Adhesiolysis, or the removal of adhesions immediately after abdominal surgery, is a risk factor for postoperative surgical complications, longer hospital stays, readmissions, and increased costs, according to findings from a large prospective cohort study.

And yet, to date, "adhesiolysis at repeat surgery has received less attention than bowel obstruction and infertility in reports assessing the clinical and socioeconomic burden of postoperative adhesions," wrote Dr. Richard P. G. ten Broek of Radboud University Nijmegen (the Netherlands) Medical Center and his associates.

He and his colleagues evaluated 755 consecutive elective abdominal procedures at the medical center between June 2008 and June 2010, of which adhesiolysis was deemed necessary and performed in 475. In both groups, most procedures were open rather than laparoscopic.
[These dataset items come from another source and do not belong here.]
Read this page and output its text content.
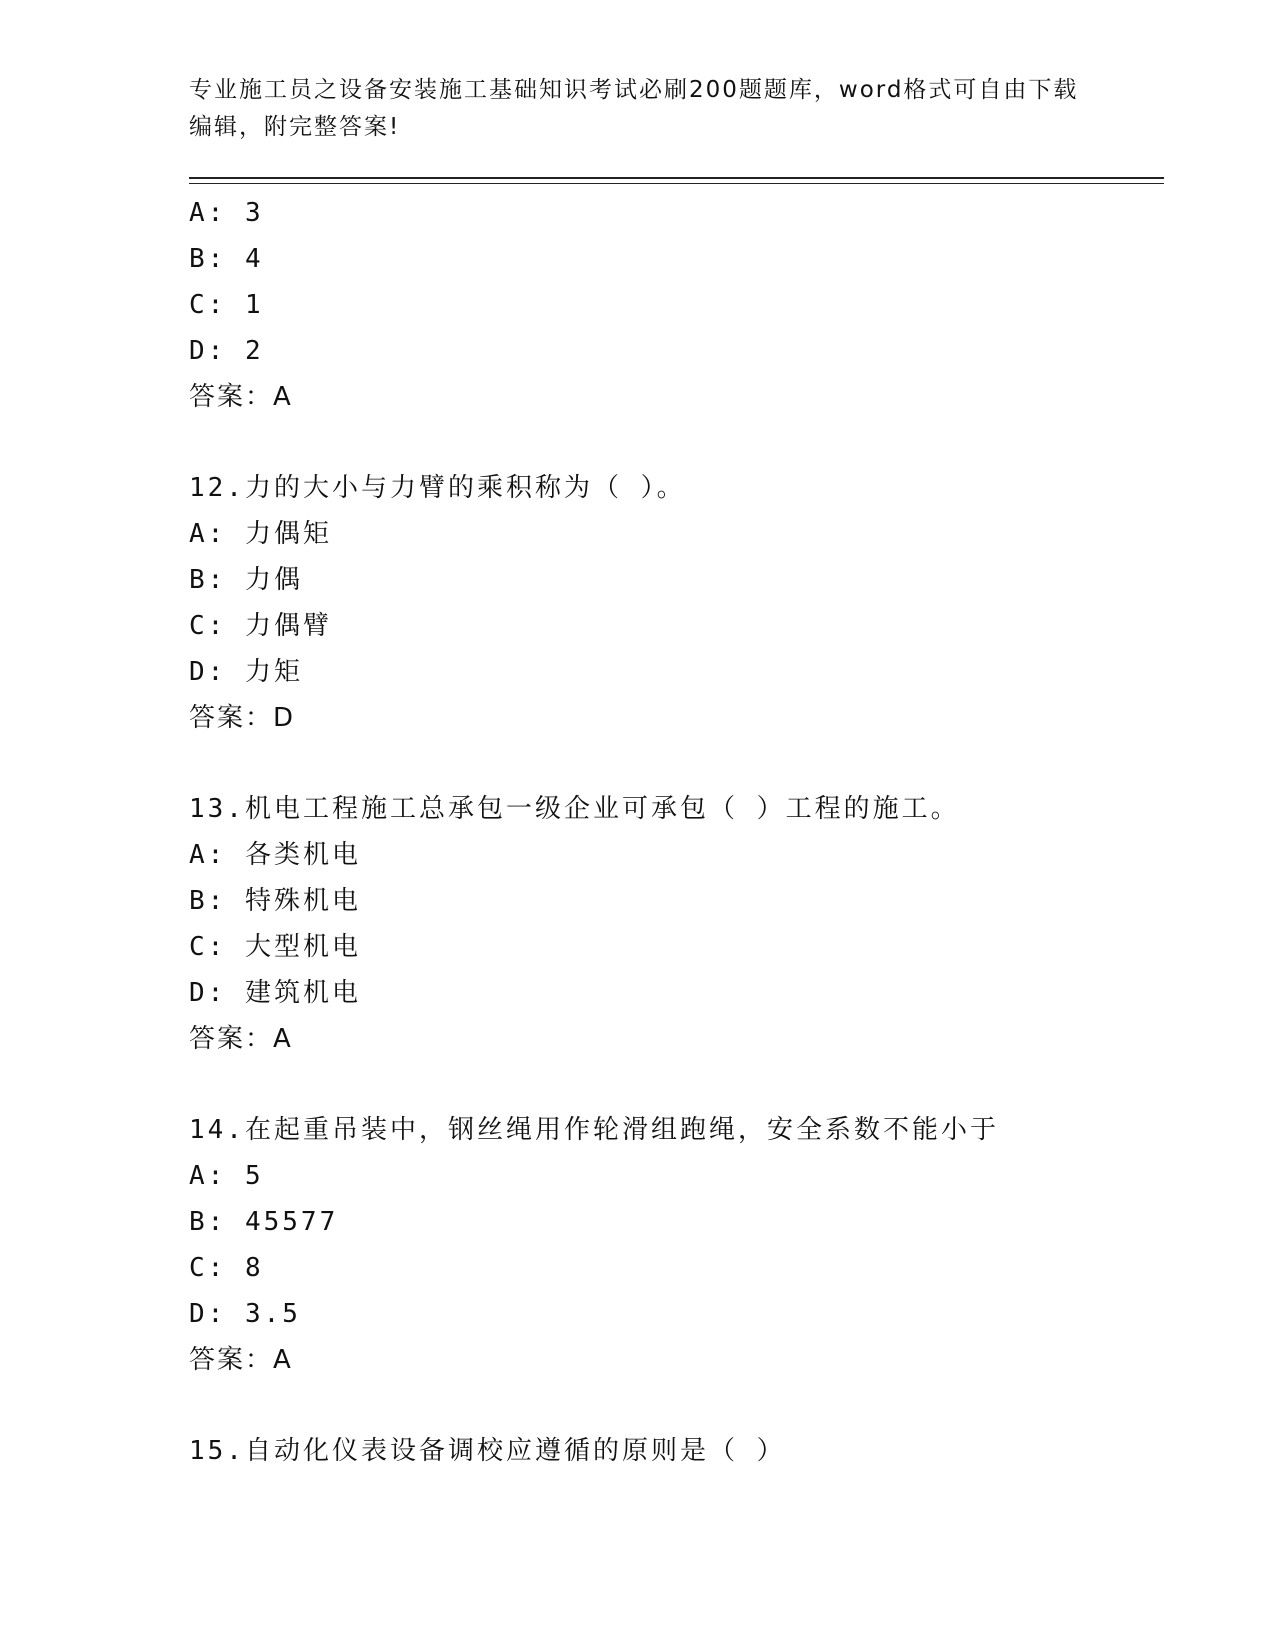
专业施工员之设备安装施工基础知识考试必刷200题题库，word格式可自由下载
编辑，附完整答案!
A: 3
B: 4
C: 1
D: 2
答案：A
12.力的大小与力臂的乘积称为（ ）。
A: 力偶矩
B: 力偶
C: 力偶臂
D: 力矩
答案：D
13.机电工程施工总承包一级企业可承包（ ）工程的施工。
A: 各类机电
B: 特殊机电
C: 大型机电
D: 建筑机电
答案：A
14.在起重吊装中，钢丝绳用作轮滑组跑绳，安全系数不能小于
A: 5
B: 45577
C: 8
D: 3.5
答案：A
15.自动化仪表设备调校应遵循的原则是（ ）
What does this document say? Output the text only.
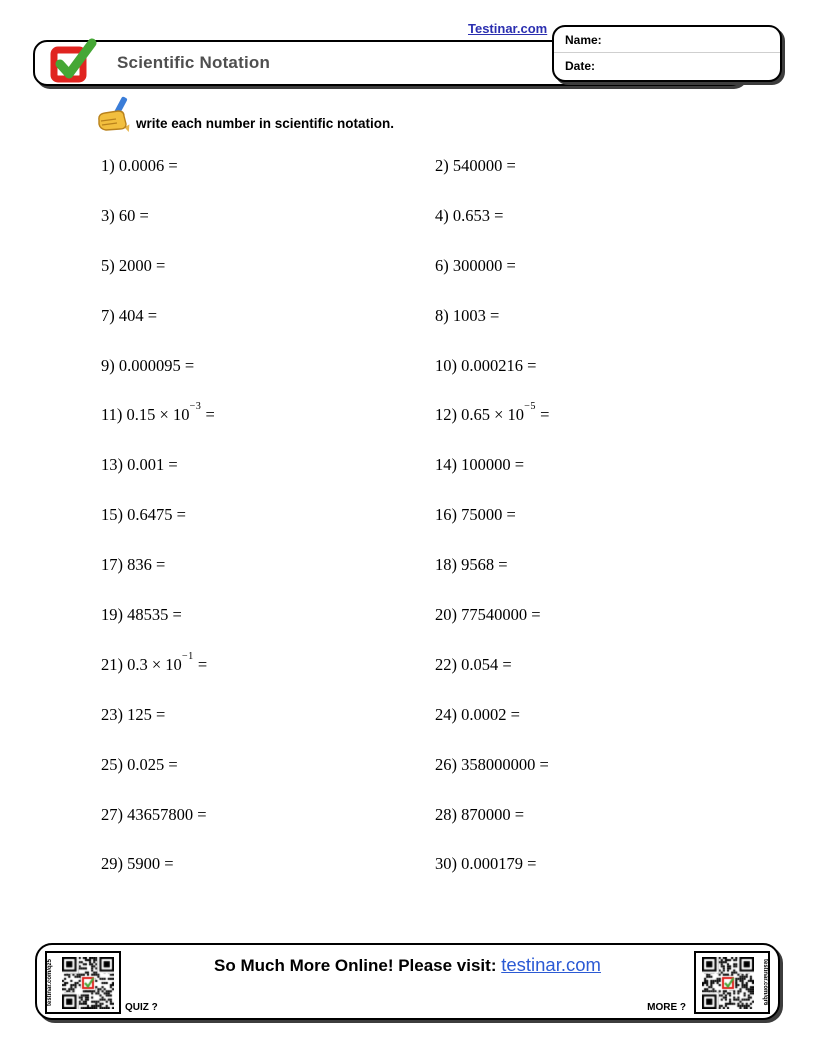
Testinar.com
Scientific Notation
Name:
Date:
write each number in scientific notation.
1) 0.0006 =	2) 540000 =
3) 60 =	4) 0.653 =
5) 2000 =	6) 300000 =
7) 404 =	8) 1003 =
9) 0.000095 =	10) 0.000216 =
11) $0.15 \times 10^{-3}$ =	12) $0.65 \times 10^{-5}$ =
13) 0.001 =	14) 100000 =
15) 0.6475 =	16) 75000 =
17) 836 =	18) 9568 =
19) 48535 =	20) 77540000 =
21) $0.3 \times 10^{-1}$ =	22) 0.054 =
23) 125 =	24) 0.0002 =
25) 0.025 =	26) 358000000 =
27) 43657800 =	28) 870000 =
29) 5900 =	30) 0.000179 =
testinar.com/qz5	So Much More Online! Please visit: testinar.com
QUIZ ?	MORE ?
testinar.com/qr6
Detailed data on adhesiolysis were gathered with direct observation of the procedures by an unaffiliated observer (Ann. Surg. 2012 Sept. 25 [doi: 10.1097/SLA.0b013e31826f4969]).

Primary outcomes were the incidence of adhesions; adhesiolysis time; and the incidence of bowel defects, seromuscular injury, injuries to other organs and structures, and major surgery-related complications.

In the adhesiolysis group, 111 (23.4%) of procedures had one or more major complications, compared with 50 (17.6%) in the nonadhesiolysis group (P = .047).

Adhesiolysis was associated with a significantly higher risk of sepsis (odds ratio, 5.12; 95% confidence interval, 1.06-24.71), intra-abdominal complications (OR, 3.46; 95% CI, 1.49-8.05), and wound infections (OR, 2.45; 95% CI, 1.01-5.94).

Operative time was a mean 20 minutes longer for the adhesiolysis group, and mean inpatient costs were $18,579 per operation, compared with $14,063 in the nonadhesiolysis group (P less than .001). Readmission within 30 days of discharge was also higher in the adhesiolysis group.

Full-thickness bowel defects, either in the form of inadvertent enterotomy or delayed diagnosed perforation, were seen in 10.5% of procedures with adhesiolysis (and in 40% of operations in which adhesiolysis lasted more than 1 hour). By contrast, no bowel defects were reported for the 280 procedures in which adhesiolysis was not performed.

Bowel defects were associated with an increase in in-hospital mortality, from 1.6% among patients without defects to 8%, along with significantly more surgical interventions and longer hospital stays. Patients with bowel defects incurred mean inpatient costs of $43,784.

The study demonstrated the substantial clinical and socioeconomic burden of adhesiolysis, "particularly when a bowel defect occurs. All physicians treating patients with disorders of the abdominal cavity that might require surgery should be aware of the adverse effects of adhesiolysis," Dr. ten Broek and his colleagues wrote.

To date, they said, few clinicians appear to be taking the risks of adhesiolysis seriously. "Underestimation of the related morbidity and the passiveness of many physicians, who consider adhesiolysis an annoying but unavoidable part of redo surgery, account for the paucity of reports on the consequences of adhesiolysis," they wrote.

The investigators noted as weaknesses of their study the need for adhesiolysis in 60% of procedures in the cohort and the low number of laparoscopies – which, they said, could limit the generalizability of the study results.

The study was sponsored by Radboud University Nijmegen Medical Center. Dr. ten Broek and his associates stated that they had no conflicts of interest.